HIMBAUAN – Pemerintah tengah mengkaji rencana pembatasan akses terhadap gim daring bergenre tembak-menembak (first-person shooter), dengan dalih kekhawatiran bahwa konten kekerasan di dalamnya dapat memengaruhi anak-anak untuk terlibat dalam tindak kekerasan. Namun, muncul pertanyaan krusial: apakah langkah ini merupakan solusi paling efektif untuk membendung aksi kekerasan, termasuk teror, di kalangan generasi muda?
Menteri Sekretaris Negara, Prasetyo Hadi, dalam pernyataannya, menyoroti bahwa gim daring aksi tembak-menembak kerap menyajikan beragam jenis senjata api, yang dinilai dapat memudahkan anak-anak untuk mempelajari penggunaannya. Pernyataan ini disampaikan pada 9 November, hanya dua hari setelah insiden ledakan mengejutkan di SMA 72 Jakarta.

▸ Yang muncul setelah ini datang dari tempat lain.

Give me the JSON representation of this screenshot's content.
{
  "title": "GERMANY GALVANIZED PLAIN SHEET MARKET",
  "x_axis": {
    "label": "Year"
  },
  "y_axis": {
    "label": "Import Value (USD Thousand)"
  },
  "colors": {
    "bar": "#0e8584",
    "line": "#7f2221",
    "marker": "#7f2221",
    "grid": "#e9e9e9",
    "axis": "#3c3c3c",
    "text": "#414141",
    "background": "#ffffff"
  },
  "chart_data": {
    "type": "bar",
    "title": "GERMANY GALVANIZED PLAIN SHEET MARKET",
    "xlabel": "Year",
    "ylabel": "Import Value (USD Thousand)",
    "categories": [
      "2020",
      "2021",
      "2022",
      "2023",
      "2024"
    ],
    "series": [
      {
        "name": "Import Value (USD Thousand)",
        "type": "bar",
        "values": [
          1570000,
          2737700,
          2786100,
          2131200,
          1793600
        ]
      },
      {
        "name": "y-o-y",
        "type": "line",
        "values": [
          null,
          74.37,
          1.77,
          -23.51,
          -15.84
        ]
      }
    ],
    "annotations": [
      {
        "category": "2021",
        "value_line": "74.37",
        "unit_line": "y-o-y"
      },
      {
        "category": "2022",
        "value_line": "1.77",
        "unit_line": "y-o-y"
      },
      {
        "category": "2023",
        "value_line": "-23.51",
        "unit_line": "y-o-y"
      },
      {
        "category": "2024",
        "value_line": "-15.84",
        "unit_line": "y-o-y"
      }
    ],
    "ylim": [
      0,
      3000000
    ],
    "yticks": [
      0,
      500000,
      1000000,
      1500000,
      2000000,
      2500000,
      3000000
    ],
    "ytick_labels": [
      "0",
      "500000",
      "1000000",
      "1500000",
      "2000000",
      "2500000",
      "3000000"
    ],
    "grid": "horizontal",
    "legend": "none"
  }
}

Terkait insiden tersebut, Polda Metro Jaya, dalam keterangan persnya pada Selasa (11/11), mengonfirmasi bahwa terduga pelaku ledakan di sekolah tersebut tidak terafiliasi dengan jaringan terorisme mana pun. Pihak kepolisian juga menyatakan bahwa pelaku tidak memiliki motif kebencian terhadap agama, meskipun bom diledakkan saat pelaksanaan salat Jumat. Mengingat statusnya sebagai ‘anak berhadapan dengan hukum’ karena belum mencapai usia dewasa, identitas pelaku tidak diungkapkan ke publik.
Menurut kepolisian, terduga pelaku kerap merasakan kesendirian dan minimnya tempat untuk mencurahkan isi hatinya. Ia disebut terinspirasi oleh konten-konten di internet yang kerap mengagungkan pelaku teror sebagai ‘pahlawan’. Fenomena ini menimbulkan kekhawatiran mendalam mengenai paparan konten berbahaya di dunia maya.
Namun, efektivitas pelarangan gim daring aksi tembak-menembak sebagai solusi pencegahan kekerasan anak masih menjadi perdebatan. Psikolog anak, Rose Mini Agoes Salim, berpendapat bahwa kebijakan semacam itu tidak akan sepenuhnya mampu menghentikan kekerasan di kalangan anak-anak. “Kalau penyetopan gim tembak-menembak ini sebagai bentuk hukuman, maka ini biasanya tidak akan bertahan lama. Nanti anak-anak belajar mencari jalan lain, mencari gim lain,” ungkap Rose Mini.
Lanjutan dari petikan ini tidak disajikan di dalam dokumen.